Five years ago, Wang Jing, a tycoon with close links to the Chinese government and Daniel Ortega, Nicaragua’s president announced a $50 billion plan to cut a 278-km long canal in the Central American isthmus (see “The New Cuba?” Business Standard, November 2014). Despite the scale of environmental damage it would cause, Ortega’s government quickly cleared the decks for the project, and counted on China’s reputation for rapid execution of big infrastructure projects to have the canal ready by 2020.
Well, not much sand has been dug out of the ground. On the other hand, Wang’s infrastructure company quietly moved out of its glamorous office in Hong Kong’s tallest skyscraper last year, without even leaving a forwarding address. The Nicaraguan government ran out of money in 2017 after a political crisis in Venezuela, its long time aid provider, closed the tap. Ortega cut social security payments, triggering nationwide protests. A brutal crackdown put down the “Tropical Spring”, but Nicaragua now finds itself in the doghouse after the United States imposed sanctions on the Ortega regime. Ironically, the only respite came from Taiwan — in the form of a $100 million loan and port call by a Taiwanese warship — because Nicaragua is among the few countries that still recognise it as the real China.
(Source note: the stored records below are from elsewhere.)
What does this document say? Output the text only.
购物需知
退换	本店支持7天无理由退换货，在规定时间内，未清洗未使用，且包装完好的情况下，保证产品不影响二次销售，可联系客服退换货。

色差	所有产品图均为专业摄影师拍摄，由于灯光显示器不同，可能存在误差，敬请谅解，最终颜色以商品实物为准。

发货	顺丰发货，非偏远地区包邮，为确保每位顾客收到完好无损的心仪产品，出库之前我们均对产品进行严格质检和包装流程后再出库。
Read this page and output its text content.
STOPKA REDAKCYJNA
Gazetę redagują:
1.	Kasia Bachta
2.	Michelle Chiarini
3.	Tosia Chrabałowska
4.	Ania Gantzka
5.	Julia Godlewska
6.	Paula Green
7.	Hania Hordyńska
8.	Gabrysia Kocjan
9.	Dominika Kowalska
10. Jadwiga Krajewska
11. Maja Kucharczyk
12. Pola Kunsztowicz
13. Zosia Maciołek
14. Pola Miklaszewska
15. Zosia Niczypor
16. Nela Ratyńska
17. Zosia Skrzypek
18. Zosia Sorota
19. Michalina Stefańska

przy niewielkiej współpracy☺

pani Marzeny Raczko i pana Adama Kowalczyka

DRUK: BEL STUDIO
The Nicaraguan canal project, however, is dead. In the meantime, China and Panama are getting along famously after the latter ditched Taiwan for Beijing in 2017. An unspecified amount of “non-reimbursable aid” was announced during Xi Jinping’s visit in December 2018, and Chinese firms are now building a port, a bridge and a convention centre in Panama. Like many other Caribbean and Central American countries, Panama has found Chinese presence and assistance a useful hedge against US dominance.
Was the Nicaraguan canal project a stratagem to win Panama over? It is hard to be sure. Note that Wang’s venture with Ortega was opaque. He is now in financial trouble, but certainly has connections to the Chinese government. In recent years, he has tried to buy a port in Crimea, a satellite company in Israel and a key manufacturer of aircraft engines in the Ukraine. Beijing, however, can plausibly claim that he is a private entrepreneur and his projects are his own. Still, the prospect of a China-supported competitor in Nicaragua would have weighed on the minds of the Panamanian authorities, contributing to their decision to switch to Beijing’s side.
The question closer to home is whether a similar game is afoot in Thailand, where there is renewed interest in building a canal somewhere near the Isthmus of Kra, creating a direct passage between the Andaman Sea and the South China Sea. Like the Nicaraguan canal, the Thai canal is an alternative to an existing route that is congested, and which China does not control.
The economic case for the Thai canal is at best marginal — the route makes sense only for the largest ships on long haul voyages, when fuel prices are high, if transit fees are low and if the Straits of Malacca are congested. The Thai proponents like it because the canal project will be accompanied by special economic zones that will boost their economy. As in the case of the Nicaraguan project, the Chinese investor is a ‘private’ firm. It will invest over $28 billion over ten years and bring in 30,000 Chinese workers. The project is entirely dependent on China’s willingness and ability to sink tens of billions of dollars into the project.
While such a canal would have dealt a severe blow to the Singapore economy five decades ago, it will, at worst, merely shave off some of its market share in ports and maritime sector today. Malaysia’s ports might lose a bigger share, but the Thai canal is no longer an existential threat to the two economies. Indeed, if the sovereign wealth funds of the two countries acquire stakes in the Thai Canal, they will be able to offset some of the losses from the lost marine traffic. Yet, to the extent that Singapore and Malaysia would want to avoid the competition they, like Panama, will be ready to please China. Beijing can squeeze concessions from Singapore and Malaysia instead of building the canal.
What would a Thai Canal mean for India? From an economic perspective, having an alternate route — even one managed by Chinese operators — to the Pacific Ocean is a good thing.
The main concerns are geopolitical and strategic. Chinese firms will have a vantage point in the Bay of Bengal and the PLA Navy will have a faster, friendlier route into the Indian Ocean. However, India is suitably placed, literally, to address these concerns by making appropriate investments in the Andamans and in our naval force structure. Given the convergence of interests, Singapore and even Malaysia will be even more interested in engaging us. Similarly, the United States, Japan and Australia will have stronger reasons to co-operate with us in the Bay of Bengal region.
Ultimately, the canal project cannot move forward until Thai politics gains stability. That will take some time. Furthermore, after observing what happened to Ortega and Nicaragua, Thailand’s political leaders are bound to be more careful than enthusiastic.
So should we be worried? Only to the extent that we fail to make use of the opportunities that have arisen.